You’ve read that nursing homes can cost up to $8500 a month, assisted living half of that, and home care anywhere from very little to more than the nursing home. Your first thought might be there is no way I can afford such care. That is often an accurate first impression. However, there are strategies that can help.
First, consider how much of the cost you may be able to bear on your own. When someone needs care, lifestyle changes, often considerably. If one of a couple needs care there may be no need for a second car or pickup truck. That can equate to less mouths to feed. Then there are the toys; boat, motorcycle, snowmobile, camper, etc.
The travel and fun budget will also shrink with no trip to Branson, a cruise, a bed and breakfast weekend, etc. Note: you should be having fun while you are healthy as you only go around once in this life. Thus with basic necessities budgeted for, less gasoline, insurance, tires, trips, toys, etc., you may find that a significant amount of income may be freed up.

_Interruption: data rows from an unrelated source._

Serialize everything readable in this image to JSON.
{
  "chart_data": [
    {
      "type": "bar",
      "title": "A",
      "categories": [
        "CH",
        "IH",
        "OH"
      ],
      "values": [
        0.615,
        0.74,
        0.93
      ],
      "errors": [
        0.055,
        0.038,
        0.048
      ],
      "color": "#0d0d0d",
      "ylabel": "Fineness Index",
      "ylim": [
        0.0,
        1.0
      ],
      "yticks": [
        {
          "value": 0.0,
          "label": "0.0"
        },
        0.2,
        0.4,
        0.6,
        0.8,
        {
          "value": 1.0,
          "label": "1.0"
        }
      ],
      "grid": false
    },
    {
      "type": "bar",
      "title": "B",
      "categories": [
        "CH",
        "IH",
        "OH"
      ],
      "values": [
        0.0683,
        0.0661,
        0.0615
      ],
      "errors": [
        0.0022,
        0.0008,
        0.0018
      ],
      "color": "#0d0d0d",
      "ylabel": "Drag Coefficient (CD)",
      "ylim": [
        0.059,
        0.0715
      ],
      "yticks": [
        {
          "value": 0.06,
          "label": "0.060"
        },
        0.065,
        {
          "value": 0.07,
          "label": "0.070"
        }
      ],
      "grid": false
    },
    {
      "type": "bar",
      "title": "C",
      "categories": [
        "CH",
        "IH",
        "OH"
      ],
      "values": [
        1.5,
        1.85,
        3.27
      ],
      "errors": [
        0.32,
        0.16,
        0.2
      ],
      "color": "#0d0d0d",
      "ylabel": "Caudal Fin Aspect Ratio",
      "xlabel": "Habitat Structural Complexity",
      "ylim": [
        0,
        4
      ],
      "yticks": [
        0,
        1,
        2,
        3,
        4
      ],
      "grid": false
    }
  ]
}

Long Term Care insurance is a great way to pay for care, if you purchase it while still healthy enough to get it. The trick is to investigate it when it becomes affordable, and take into account the budget changes mentioned above and not buy too much. Most long term care is NOT done in nursing homes, so an amount that, along with available income, can cover home care or an assisted living facility may be sufficient for many. And don’t forget the IRA or other nest eggs. Even if you want to preserve them for a spouse or heirs, you can still use the income (yield) they produce. I realize interest rates are not the highest right now, but every little bit helps.
Medicare does not pay for long term care. It will pay for a short recovery stay in a skilled nursing facility following 3 days in the hospital (and you know how quickly they get you out), but that is only for your active recovery for a very short time. Medicaid can pay for care, but only after you are impoverished, meaning you have spent all available assets, cash, savings, real estate, etc. It is a last resort to be avoided if possible. If this becomes necessary, do plan to set aside some money in an irrevocable trust to pay for funeral, which most states allow (life insurance must be cashed in to get Medicaid).
There is a strategy that uses as its base an annuity, an insurance product that converts a sum of money into a monthly income for life. Obviously the older you are, the smaller a check you write to receive the needed monthly check for life in return. One company has fine tuned this for long term nursing care, however, and takes health into consideration. If you need care, your health is probably not as good as the average person of your chronological age. Thus your shorter life expectancy, when taken into account, means a smaller sum may buy you the income you require for the rest of your life. The worse your health, the better the deal.
If funds are not available in your regular bank, do not discount the “bank of house” (reverse mortgage). Since you can’t take it with you, why not use its equity to help you stay at home in it? Some people have even used home equity through a reverse mortgage to pay for long term care insurance. This gives them a much better chance to remain in the home and have money left over at the end to pass on.